In September 2019, Iran abandoned all the commitments that were in place regarding research and development of centrifuges.
As of November 6, 2019, Iran was enriching uranium gas at Fordow. Under the JCPOA, no nuclear material was permitted at Fordow.
As of November 2020, according to the IAEA, Iran’s stockpile of low-enriched uranium was 12-times greater than that which was permitted under the JCPOA. 6. In January 2021, Iran commenced the enrichment of uranium at Fordow to 20% purity.

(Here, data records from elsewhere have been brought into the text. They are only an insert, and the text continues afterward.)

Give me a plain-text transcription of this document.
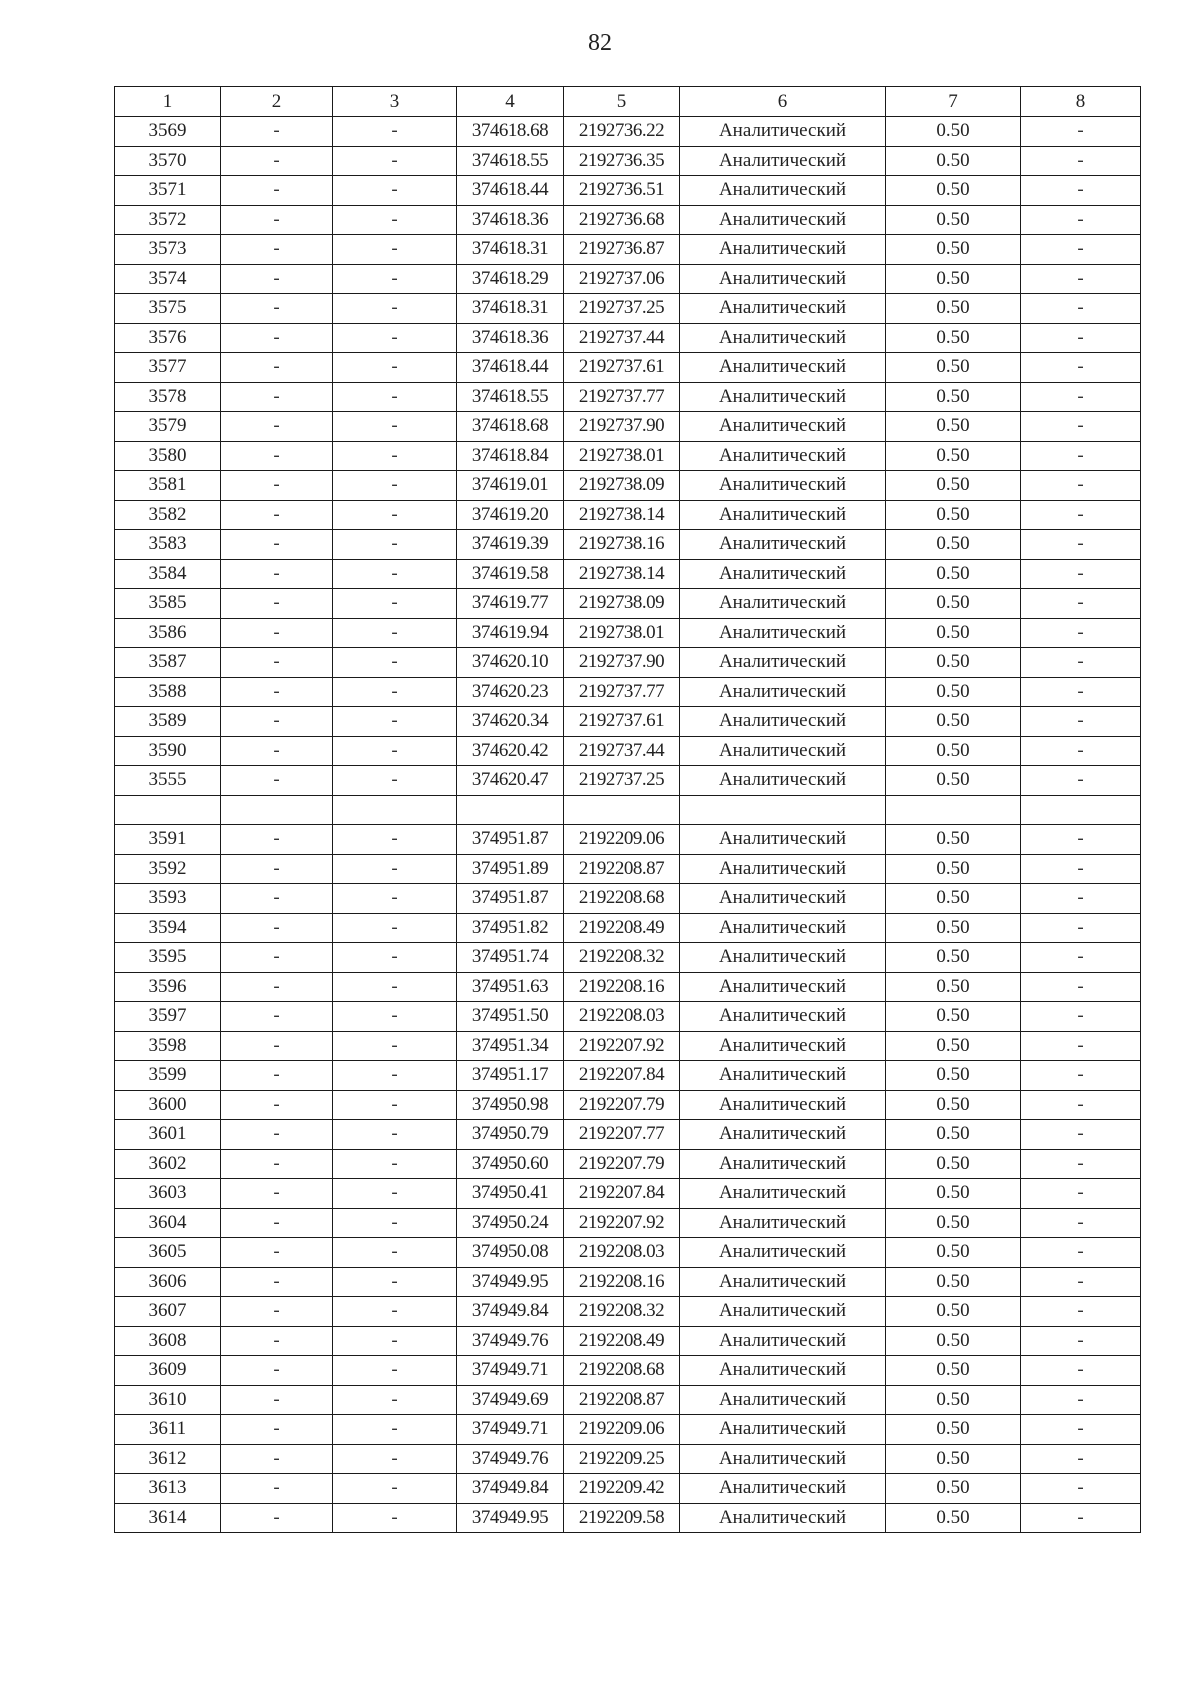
82
1	2	3	4	5	6	7	8
3569	-	-	374618.68	2192736.22	Аналитический	0.50	-
3570	-	-	374618.55	2192736.35	Аналитический	0.50	-
3571	-	-	374618.44	2192736.51	Аналитический	0.50	-
3572	-	-	374618.36	2192736.68	Аналитический	0.50	-
3573	-	-	374618.31	2192736.87	Аналитический	0.50	-
3574	-	-	374618.29	2192737.06	Аналитический	0.50	-
3575	-	-	374618.31	2192737.25	Аналитический	0.50	-
3576	-	-	374618.36	2192737.44	Аналитический	0.50	-
3577	-	-	374618.44	2192737.61	Аналитический	0.50	-
3578	-	-	374618.55	2192737.77	Аналитический	0.50	-
3579	-	-	374618.68	2192737.90	Аналитический	0.50	-
3580	-	-	374618.84	2192738.01	Аналитический	0.50	-
3581	-	-	374619.01	2192738.09	Аналитический	0.50	-
3582	-	-	374619.20	2192738.14	Аналитический	0.50	-
3583	-	-	374619.39	2192738.16	Аналитический	0.50	-
3584	-	-	374619.58	2192738.14	Аналитический	0.50	-
3585	-	-	374619.77	2192738.09	Аналитический	0.50	-
3586	-	-	374619.94	2192738.01	Аналитический	0.50	-
3587	-	-	374620.10	2192737.90	Аналитический	0.50	-
3588	-	-	374620.23	2192737.77	Аналитический	0.50	-
3589	-	-	374620.34	2192737.61	Аналитический	0.50	-
3590	-	-	374620.42	2192737.44	Аналитический	0.50	-
3555	-	-	374620.47	2192737.25	Аналитический	0.50	-

3591	-	-	374951.87	2192209.06	Аналитический	0.50	-
3592	-	-	374951.89	2192208.87	Аналитический	0.50	-
3593	-	-	374951.87	2192208.68	Аналитический	0.50	-
3594	-	-	374951.82	2192208.49	Аналитический	0.50	-
3595	-	-	374951.74	2192208.32	Аналитический	0.50	-
3596	-	-	374951.63	2192208.16	Аналитический	0.50	-
3597	-	-	374951.50	2192208.03	Аналитический	0.50	-
3598	-	-	374951.34	2192207.92	Аналитический	0.50	-
3599	-	-	374951.17	2192207.84	Аналитический	0.50	-
3600	-	-	374950.98	2192207.79	Аналитический	0.50	-
3601	-	-	374950.79	2192207.77	Аналитический	0.50	-
3602	-	-	374950.60	2192207.79	Аналитический	0.50	-
3603	-	-	374950.41	2192207.84	Аналитический	0.50	-
3604	-	-	374950.24	2192207.92	Аналитический	0.50	-
3605	-	-	374950.08	2192208.03	Аналитический	0.50	-
3606	-	-	374949.95	2192208.16	Аналитический	0.50	-
3607	-	-	374949.84	2192208.32	Аналитический	0.50	-
3608	-	-	374949.76	2192208.49	Аналитический	0.50	-
3609	-	-	374949.71	2192208.68	Аналитический	0.50	-
3610	-	-	374949.69	2192208.87	Аналитический	0.50	-
3611	-	-	374949.71	2192209.06	Аналитический	0.50	-
3612	-	-	374949.76	2192209.25	Аналитический	0.50	-
3613	-	-	374949.84	2192209.42	Аналитический	0.50	-
3614	-	-	374949.95	2192209.58	Аналитический	0.50	-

"It is a blueprint for exactly how Iran can secure massive sums of money and obtain a nuclear weapon in short order," the congressmen write of the JCPOA.
Just ask former U.S. Ambassador to the United Nations Nikki Haley.
In her book, "With All Due Respect," Haley recalls her concerns following her visit to the United Nations Office at Vienna, Austria.
"To begin with, Iran had flatly denied that the IAEA could inspect military sites," Haley writes. "But we knew these sites were locations where Iran had engaged in nuclear activity in the past. Did the IAEA inspectors know for a fact that no nuclear activity was occurring at these two sites? How could they know if Iran refused to allow site inspections?"
"We had other questions about the crucial issue of exactly how we knew what Iran was up to," she continued. "The agreement allowed Iran to put off inspections of suspected sites for up to 24 days more than three weeks. What could be done in three weeks to wipe a site clean?"
And so Rep. Zeldin and his colleagues easily reach their conclusion:
"Iran doesn’t want the U.S. to reenter the JCPOA for their love of humanity. Iran wants this because it knows what to expect from last time around: making out like bandits with the sanctions relief, and ramping up its other non-nuclear malign activities, while still securing their nuclear weapons capability."